LONDON (Alliance News) - Thomas Cook Group PLC said Thursday it continued to see strong demand in the UK, Germany and Northern Europe in the third quarter of its financial year, helping to improve both underlying profits and margins, although it reported lower revenue and a bigger loss on a statutory basis due partly to restructuring costs.
The UK-based travel operator said all of its businesses delivered improved results in the quarter excluding restructuring costs and provisions for onerous contracts and legal disputes, contributing to a GBP32 million increase in underlying group earnings before interest and taxes. Its EBIT margin increased to 1.5%, having been non-existent the year earlier.
In the UK, its biggest market, earnings before interest and taxes improved by GBP27 million.
The company has been going through a major restructuring programme in the last couple of years, and provides profit figures which strip out restructuring costs and provisions for onerous contracts and legal disputes to give a better indication of the company's operating performance
Its profit for the 12 months to June 30 excluding those items increased to GBP306 million, from GBP252 million a year earlier.
"Every business improved, and the UK delivered the most significant contribution, accounting for over three quarters of the total rise, as we start to realise its full potential," said Chief Executive Harriet Green in a statement.
However, including the restructuring costs and provisions, Thomas Cook reported a loss before interest and taxes of GBP44 million for the quarter, compared with a GBP30 million loss last year. It made a profit before interest and tax of GBP31 million in the 12 months to June 30, compared with GBP51 million in the previous 12 months.
It booked GBP30 million of restructuring costs in the quarter, up from GBP11 million a year earlier.
Revenue in the quarter came in a GBP2.22 billion, down from the GBP2.34 billion a year earlier, partly held back by fewer customers travelling to Egypt due to political unrest in the region.
Thomas Cook was almost brought to its knees in the wake of the financial crisis as it struggled to finance its big debt pile, and after major markets like Egypt were hit by the so-called Arab Spring, which toppled governments and regimes across North Africa.
It has continued to cut costs across the business as it tries to enhance margins and operate a leaner business. As part of the group's turnaround plan, it embarked on what it called "wave one", which was to exit low-value businesses to help shrink its huge debt pile. The group also has made savings by reducing its brands and labels to 30 from 85. The travel group unveiled its second wave of cost targets in May, when it said it expected to reach GBP460 million per year in benefits by 2015, with a "wave 2" target of over GBP400 million by the fiscal year 2018.
CEO Green said the company was on track to meet its operational performance targets in the current financial year and would deliver "more value" from next year.

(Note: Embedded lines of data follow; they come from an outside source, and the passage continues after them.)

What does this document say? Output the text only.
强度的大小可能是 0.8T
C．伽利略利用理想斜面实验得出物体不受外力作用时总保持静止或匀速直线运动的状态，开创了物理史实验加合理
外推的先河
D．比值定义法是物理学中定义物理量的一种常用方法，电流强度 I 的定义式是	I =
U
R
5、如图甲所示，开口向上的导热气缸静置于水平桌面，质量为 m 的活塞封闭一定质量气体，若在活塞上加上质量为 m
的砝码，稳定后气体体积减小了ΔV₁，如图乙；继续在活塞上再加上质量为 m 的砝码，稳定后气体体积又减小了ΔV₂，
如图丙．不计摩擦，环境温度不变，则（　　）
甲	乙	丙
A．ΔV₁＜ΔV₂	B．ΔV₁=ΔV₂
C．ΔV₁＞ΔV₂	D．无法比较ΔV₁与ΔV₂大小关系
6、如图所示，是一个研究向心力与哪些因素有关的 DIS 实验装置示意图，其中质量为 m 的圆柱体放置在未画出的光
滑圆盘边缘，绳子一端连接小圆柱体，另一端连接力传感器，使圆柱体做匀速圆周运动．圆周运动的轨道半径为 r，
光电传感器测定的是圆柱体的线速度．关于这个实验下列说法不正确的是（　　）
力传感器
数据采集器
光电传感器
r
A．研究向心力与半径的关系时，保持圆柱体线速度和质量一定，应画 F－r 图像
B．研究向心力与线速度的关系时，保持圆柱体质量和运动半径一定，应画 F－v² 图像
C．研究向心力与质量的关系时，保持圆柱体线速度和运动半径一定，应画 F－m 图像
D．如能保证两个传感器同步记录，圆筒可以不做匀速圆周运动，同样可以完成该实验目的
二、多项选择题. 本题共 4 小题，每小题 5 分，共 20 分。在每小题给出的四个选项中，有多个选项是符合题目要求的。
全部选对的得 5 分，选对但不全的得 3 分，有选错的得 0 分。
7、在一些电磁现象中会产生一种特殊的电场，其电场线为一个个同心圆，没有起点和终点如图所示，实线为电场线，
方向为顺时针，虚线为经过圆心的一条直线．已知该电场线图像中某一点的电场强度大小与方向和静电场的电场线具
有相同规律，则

The travel group said recent demand in the Summer 2014 "late bookings" market has been strong in the UK, Germany and Northern Europe, albeit with some pricing softness due to higher European short haul market capacity. It said it has currently sold approximately 83% of its Summer programme, slightly more than at the same time last year.
Thomas Cook said it has seen strong demand for its concept hotels and resorts and partnership hotels, which are available exclusively through Thomas Cook, as well as a strong increase in online booking. It said Summer 2014 bookings for its concept hotels are up 43%.
It said it has also seen "encouraging bookings and pricing trends" for the Winter 2014/15 and Summer 2015 seasons.
"We are confident that the acceleration of our cost out and profit improvement programme will mitigate market pressures in order to achieve our (fiscal 2014) gross margin target improvements of greater than 1.2% and achieve operational performance in line with our expectations for (fiscal 2014)," the company said.
Thomas Cook's shares were among the top 10 gainers in the FTSE 250 early Thursday, but fell back somewhat and were trading 0.6% higher at 122.60 pence late morning.
"Today’s IMS should do a good job of soothing investor nerves, in our view. The profit growth run-rate is sustained, UK margins have bounced, current trading is reassuring and targets have been reiterated," said analysts at Jefferies in a research note.
"In terms of the underlying business, we remain confident in Thomas Cook's ability to meet targets. An inflection in UK trading will be a significant catalyst as new product is rolled out; we recommend Buying the shares in anticipation," they added.